Penisnya keluar masuk sesuka hatinya, aku memegang pinggannya. Mama pun menjemput aku di kost tanpa basa-basi langsung mengajakku pulang ke rumah . Aku pun kembali ke depan pintu itu,
“cari siapa mbak?” ucap pria separuh baya itu.“hmmmm,,ini pak saya mau menawarkan kosmetik, ibunya ada pak?”

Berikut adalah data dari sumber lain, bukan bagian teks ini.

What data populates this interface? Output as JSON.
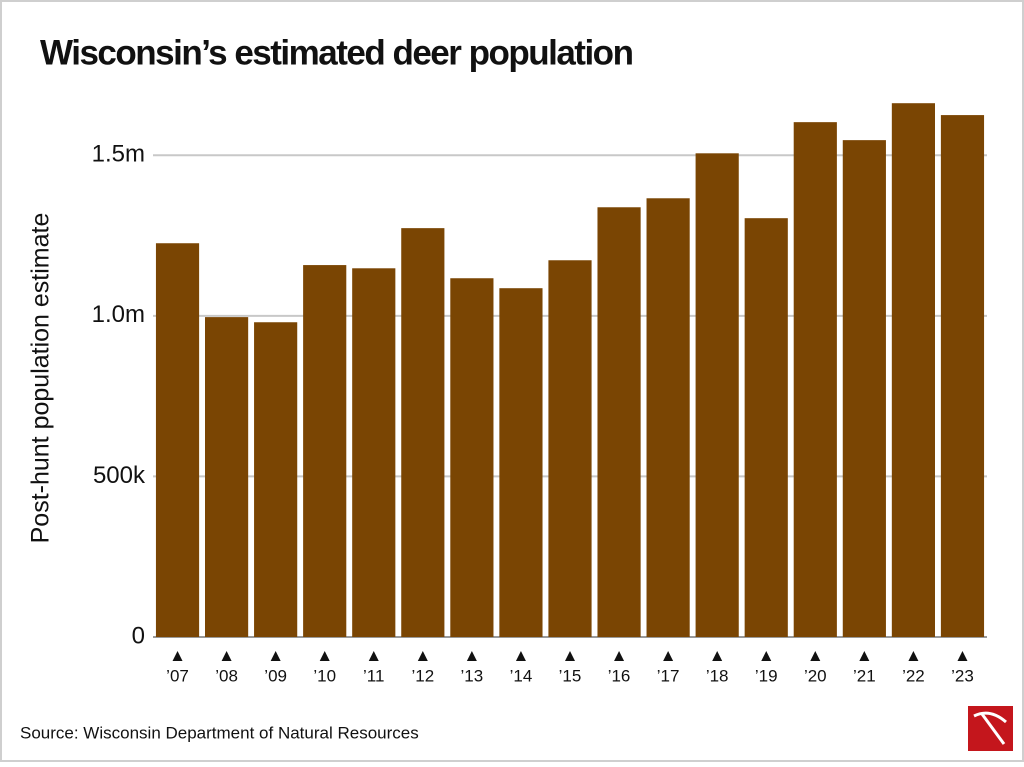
{
  "chart_data": {
    "type": "bar",
    "title": "Wisconsin’s estimated deer population",
    "y_axis_label": "Post-hunt population estimate",
    "source": "Source: Wisconsin Department of Natural Resources",
    "categories": [
      "’07",
      "’08",
      "’09",
      "’10",
      "’11",
      "’12",
      "’13",
      "’14",
      "’15",
      "’16",
      "’17",
      "’18",
      "’19",
      "’20",
      "’21",
      "’22",
      "’23"
    ],
    "values": [
      1226000,
      996000,
      980000,
      1158000,
      1148000,
      1273000,
      1117000,
      1086000,
      1173000,
      1338000,
      1366000,
      1506000,
      1304000,
      1603000,
      1547000,
      1662000,
      1625000
    ],
    "color": "#7a4503",
    "ylim": [
      0,
      1700000
    ],
    "yticks": [
      0,
      {
        "value": 500000,
        "label": "500k"
      },
      {
        "value": 1000000,
        "label": "1.0m"
      },
      {
        "value": 1500000,
        "label": "1.5m"
      }
    ],
    "grid": true
  }
}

“oohh…ya silahkan masuk….” Pria itu memandangiku dengan tajam. Maka dari itu orangtuaku selalu saja memanjakanku, pada akhirnya surat pernyataan itu sampai ke rumah. Sales kosmetik kemudian ditawarkan di rumah-rumah jika dapat konsumen banyak maka aku mendapatkan bonus. Orangtuaku tidak pernah tau kost temanku, Kristin namanya.